ABASK is interested in a small production and looks for curious minds and producers – and it’s an intelligent selection. Like us, ABASK looks for handwork in a way that’s focused and interested in preservation. ABASK recognises that good design is timeless. We both carry a luxury product, yet we try to make some of it accessible. I'm very lucky, I have an amazing team, and I think ABASK has that, too. 

“We share the same passion for sharing truly unique, one-of-kind objects with our customers and erudite collectors around the world”

Tom Chapman, ABASK co-founder

What are your early memories of jewellery?

I'm part South Asian and part Persian. Jewellery is an enormous part of our culture. We grow up with jewellery. Every woman, rich or poor, will have a bangle or a bracelet. It’s an economic resource, and it's very much a part of your daily life. My grandmother taught me a great deal about Persian turquoise by giving me rings, earrings, and later full parures plus all the superstitions, such as how to wear a certain kind of turquoise for protection and health. My mother was a stunningly beautiful woman with a very individual style and would wear family emeralds with wildly colourful and huge Mexican costume earrings in the 1960s. She pulled it off stylishly and gave me the courage to do so later. She gave me my first Andrew Grima watch, and I didn’t know what it was, but she did. So, I had an upbringing that was suffused with jewellery.

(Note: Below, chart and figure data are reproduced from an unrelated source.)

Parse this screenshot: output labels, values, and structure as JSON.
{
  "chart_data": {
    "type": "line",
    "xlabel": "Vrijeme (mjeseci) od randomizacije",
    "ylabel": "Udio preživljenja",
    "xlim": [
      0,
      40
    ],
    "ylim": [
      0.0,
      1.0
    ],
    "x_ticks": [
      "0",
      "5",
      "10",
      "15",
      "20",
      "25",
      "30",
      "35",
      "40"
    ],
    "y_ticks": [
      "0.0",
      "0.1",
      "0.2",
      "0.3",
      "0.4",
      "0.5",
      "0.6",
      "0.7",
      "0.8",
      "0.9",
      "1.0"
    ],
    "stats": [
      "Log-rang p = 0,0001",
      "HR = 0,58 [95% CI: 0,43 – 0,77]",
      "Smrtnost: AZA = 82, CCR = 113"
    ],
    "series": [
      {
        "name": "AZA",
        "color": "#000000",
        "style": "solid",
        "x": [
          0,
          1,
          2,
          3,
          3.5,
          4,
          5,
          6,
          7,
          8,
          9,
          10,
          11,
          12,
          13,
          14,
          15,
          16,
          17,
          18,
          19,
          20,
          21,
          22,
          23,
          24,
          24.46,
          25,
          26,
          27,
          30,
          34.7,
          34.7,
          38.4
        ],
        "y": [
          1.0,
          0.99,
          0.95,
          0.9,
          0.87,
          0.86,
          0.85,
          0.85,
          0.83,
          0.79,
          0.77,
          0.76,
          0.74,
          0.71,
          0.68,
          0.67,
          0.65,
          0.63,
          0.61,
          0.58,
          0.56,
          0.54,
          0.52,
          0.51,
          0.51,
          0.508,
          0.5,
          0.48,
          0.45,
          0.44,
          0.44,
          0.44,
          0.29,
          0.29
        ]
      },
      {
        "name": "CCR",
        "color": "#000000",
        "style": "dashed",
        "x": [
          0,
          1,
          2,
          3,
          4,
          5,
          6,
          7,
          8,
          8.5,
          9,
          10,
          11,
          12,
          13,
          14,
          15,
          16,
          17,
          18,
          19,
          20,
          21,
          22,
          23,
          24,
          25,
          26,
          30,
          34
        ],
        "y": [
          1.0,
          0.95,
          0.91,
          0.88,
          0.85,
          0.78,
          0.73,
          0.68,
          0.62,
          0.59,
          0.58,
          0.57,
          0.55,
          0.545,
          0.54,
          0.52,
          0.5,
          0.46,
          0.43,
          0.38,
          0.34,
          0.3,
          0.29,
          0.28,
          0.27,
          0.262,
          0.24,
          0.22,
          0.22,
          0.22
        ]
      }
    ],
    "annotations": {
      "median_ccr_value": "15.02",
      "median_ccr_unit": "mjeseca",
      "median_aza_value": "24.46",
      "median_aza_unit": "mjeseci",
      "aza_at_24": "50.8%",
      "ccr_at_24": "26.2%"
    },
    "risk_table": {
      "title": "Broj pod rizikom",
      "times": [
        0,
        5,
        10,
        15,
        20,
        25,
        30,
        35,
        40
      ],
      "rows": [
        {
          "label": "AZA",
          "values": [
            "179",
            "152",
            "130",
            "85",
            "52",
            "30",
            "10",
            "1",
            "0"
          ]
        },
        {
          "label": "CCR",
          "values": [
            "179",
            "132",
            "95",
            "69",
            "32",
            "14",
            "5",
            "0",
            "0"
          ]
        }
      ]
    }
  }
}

What brought you back into the jewellery world?

I had a diamond engagement ring, and it cracked down the middle. I wanted to replace it and that got me going to a lot of jewellers after a long time. I learned two things; one is that you can't replace your engagement ring because it's not about the ring, it's about the moment, so I never replaced that ring The second thing that came back to me was how much I loved being around jewellery and going to all these stores and looking at all this work again. Then, I had a daughter when I was in my forties, and I realised that I didn’t want to be in a field where I constantly had to hide my professional work – the faces of war – from my child. And so, the thought came to me, why not work with our more creative side? As human beings, we’re capable of creating great beauty.

What led you to establish Mahnaz Collection?

First, I became an academic, because my family lived through two very brutal revolutions in Bangladesh in 1971 and in Iran in 1979. As a result, I became a student of war and peace studies, and I did my doctorate in international security studies. For the next 25 years, I wrote books and worked in institutions that dealt with international security policy. I worked for a decade in professional philanthropy at the Ford Foundation. I didn’t collect a lot of jewellery at that time. Still, wherever I travelled in the world – I worked in the Former Soviet Union, Eastern Europe, West Africa, Central America, and other places – I would collect small, sculptural objects, anything portable, which is something I also love about jewellery.

Is there a particular era that you can’t resist?

I think I may be stuck in the late 1960s and 1970s. The explosion of women coming into the workforce, and design and jewellery making. Wendy Ramshaw invented the stacking ring in 1972 when no woman would ever think of stacking a ring. She invented that. She invented the concept of jewellery as sculpture by making stunning individual stands for each set of stacking rings. It was a time of enormous change in art, politics, economics, pop art, the youth and musical revolutions, man went to the moon. And jewellery, that stodgy 50s dame, became part of all that! Still, I’m always looking at jewellery, reading more books, and looking for my next “holy grail” of jewellery design.